Christian Soeder Foto: Privat

Deutschland steht am politischen Scheideweg. Es geht darum, ob unser Land eine weitere Große Koalition bekommt, die in Wahrheit ja gar keine „Große“ Koalition mehr sein würde, da die Volksparteien CDU, CSU und SPD im Parlament nur noch auf mickrige 53 Prozent kommen. Oder ob es dauerhaft belgische Verhältnisse mit einer geschäftsführenden Bundesregierung gibt, möglicherweise mit einer Übergangsphase einer Minderheitsregierung und dann irgendwann eine Neuwahl. Die SPD macht sich diese Entscheidung nicht leicht und wird darüber alle Mitglieder abstimmen lassen. Von unserem Gastautor Christian Soeder.

Wir müssen gar nicht in epischer Breite über die strategischen Fehlleistungen sprechen, die der SPD-Parteivorstand nach der Bundestagswahl sich geleistet hat. Es ist schon genug darüber geschrieben worden, dass nach dem Jamaika-Aus die zweite Absage an eine Neuauflage der Großen Koalition durch den SPD-Parteivorstand ein Fehler war. Oder dass die Kommunikation des Vorsitzenden, der zwischendurch gar nichts anstrebte, mit „durchwachsen“ noch freundlich umschrieben war. Das ist Vergangenheit, es zu beklagen bringt nichts.

Es geht nun aber um die Zukunft, und es geht um viel. Am Sonntag hat der SPD-Parteitag mit knapper Mehrheit den Weg freigemacht für Koalitionsverhandlungen mit CDU und CSU, unter Auflagen. Die Fraktionsvorsitzende Andrea Nahles hat die entscheidende Rede gehalten, die notwendig war, um den Parteitag mitzureißen. Die Jusos haben sich ihre Meriten verdient, indem sie ihre validen Argumente gegen eine neue „GroKo“ darlegen konnten, insbesonde der Vorsitzende Kevin Kühnert konnte sich durch seine besonnene Rede für künftige, höhere Aufgaben empfehlen.

Das Verhandlungsteam wird den Auftrag des Parteitags mitnehmen und hart verhandeln. Falls am Ende ein Koalitionsvertrag steht, wird er den SPD-Mitgliedern zur Abstimmung vorgelegt werden. Ich weiß heute noch nicht, was im Koalitionsvertrag stehen wird, deshalb kann und will ich heute auch noch keine Empfehlung zur Abstimmung abgeben.
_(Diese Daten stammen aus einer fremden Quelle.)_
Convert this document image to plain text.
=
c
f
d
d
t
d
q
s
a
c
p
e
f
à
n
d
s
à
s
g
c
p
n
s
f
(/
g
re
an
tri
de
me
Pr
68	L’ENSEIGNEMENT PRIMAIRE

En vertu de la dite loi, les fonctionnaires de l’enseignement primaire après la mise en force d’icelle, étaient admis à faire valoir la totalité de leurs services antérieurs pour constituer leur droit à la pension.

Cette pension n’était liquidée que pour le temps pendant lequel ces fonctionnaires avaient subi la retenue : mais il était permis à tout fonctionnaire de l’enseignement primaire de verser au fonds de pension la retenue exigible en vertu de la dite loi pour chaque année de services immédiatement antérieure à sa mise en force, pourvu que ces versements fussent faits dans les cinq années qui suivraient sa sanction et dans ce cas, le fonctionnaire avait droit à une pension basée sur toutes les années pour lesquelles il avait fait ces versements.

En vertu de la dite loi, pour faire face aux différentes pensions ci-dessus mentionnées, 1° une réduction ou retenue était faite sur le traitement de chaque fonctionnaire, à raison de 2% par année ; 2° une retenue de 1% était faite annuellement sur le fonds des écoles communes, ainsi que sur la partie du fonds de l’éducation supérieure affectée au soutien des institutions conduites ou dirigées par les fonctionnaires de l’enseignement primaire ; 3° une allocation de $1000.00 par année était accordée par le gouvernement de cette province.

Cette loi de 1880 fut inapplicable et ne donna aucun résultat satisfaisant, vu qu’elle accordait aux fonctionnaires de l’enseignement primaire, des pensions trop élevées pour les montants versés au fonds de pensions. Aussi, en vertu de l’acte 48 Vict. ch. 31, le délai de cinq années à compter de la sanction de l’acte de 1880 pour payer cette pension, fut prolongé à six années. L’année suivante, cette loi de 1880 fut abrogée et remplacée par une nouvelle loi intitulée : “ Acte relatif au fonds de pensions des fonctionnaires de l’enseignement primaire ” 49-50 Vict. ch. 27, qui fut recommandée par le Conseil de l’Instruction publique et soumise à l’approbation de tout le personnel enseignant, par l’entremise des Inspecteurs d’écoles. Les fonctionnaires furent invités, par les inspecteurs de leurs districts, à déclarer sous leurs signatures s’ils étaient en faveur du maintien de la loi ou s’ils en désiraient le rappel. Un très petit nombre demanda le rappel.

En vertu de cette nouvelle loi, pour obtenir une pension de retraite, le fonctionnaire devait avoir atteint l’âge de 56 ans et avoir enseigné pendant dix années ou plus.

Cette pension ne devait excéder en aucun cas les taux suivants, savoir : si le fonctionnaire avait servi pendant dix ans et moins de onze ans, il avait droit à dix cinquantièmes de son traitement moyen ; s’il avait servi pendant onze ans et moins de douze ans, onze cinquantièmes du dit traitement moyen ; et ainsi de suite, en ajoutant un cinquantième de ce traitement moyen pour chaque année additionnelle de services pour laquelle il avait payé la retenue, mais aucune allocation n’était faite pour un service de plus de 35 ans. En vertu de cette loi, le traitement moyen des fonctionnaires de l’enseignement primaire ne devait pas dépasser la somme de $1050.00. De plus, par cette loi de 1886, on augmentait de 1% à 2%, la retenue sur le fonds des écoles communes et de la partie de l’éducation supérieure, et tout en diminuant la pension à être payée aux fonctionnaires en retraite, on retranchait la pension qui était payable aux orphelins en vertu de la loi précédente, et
Klar ist aber: Die SPD macht sich auf den Weg, eine moderne Mitgliederpartei zu werden.

Das heißt auch, dass die Abstimmung über den Koalitionsvertrag, wie auch immer sie ausgeht, nicht das Ende der Fahnenstange ist. Die SPD will die Fenster weit aufmachen und frische Luft reinlassen. Und das klappt am besten mit neuen Mitgliedern, egal wie alt, egal welches Geschlecht, egal welche Religion. Das Ringen um die Zukunft der SPD beginnt nämlich jetzt. Verschiedene Konzepte, was die SPD leisten und wie sie sein soll, liegen auf dem Tisch. Manche stellen sich eine moderne Großstadtpartei vor, andere wollen die Renaissance der Kümmererpartei. Entschieden ist nichts.

Wer in die SPD eintritt, übernimmt damit Verantwortung. Aber man erhält damit auch ein Privileg: Man bekommt die Möglichkeit, die Zukunft Deutschlands und die Zukunft der EU mitzugestalten. Die eine mehr, der andere weniger, klar. Aber an entscheidenden Punkten wie jetzt bei der Abstimmung über den Koalitionsvertrag ist der Unterschied zu den anderen demokratischen Parteien klar: In der SPD kann man mitentscheiden, denn die SPD vertraut auf die Klugheit und das Verantwortungsbewusstsein ihrer Mitglieder.

Also: Tritt ein und stimm ab.
https://mitgliedwerden.spd.de/

Christian Soeder lebt in Mannheim, arbeitet im Bereich Online-Kommunikation und ist Mitglied der Medien- und Netzpolitischen Kommission beim SPD-Parteivorstand.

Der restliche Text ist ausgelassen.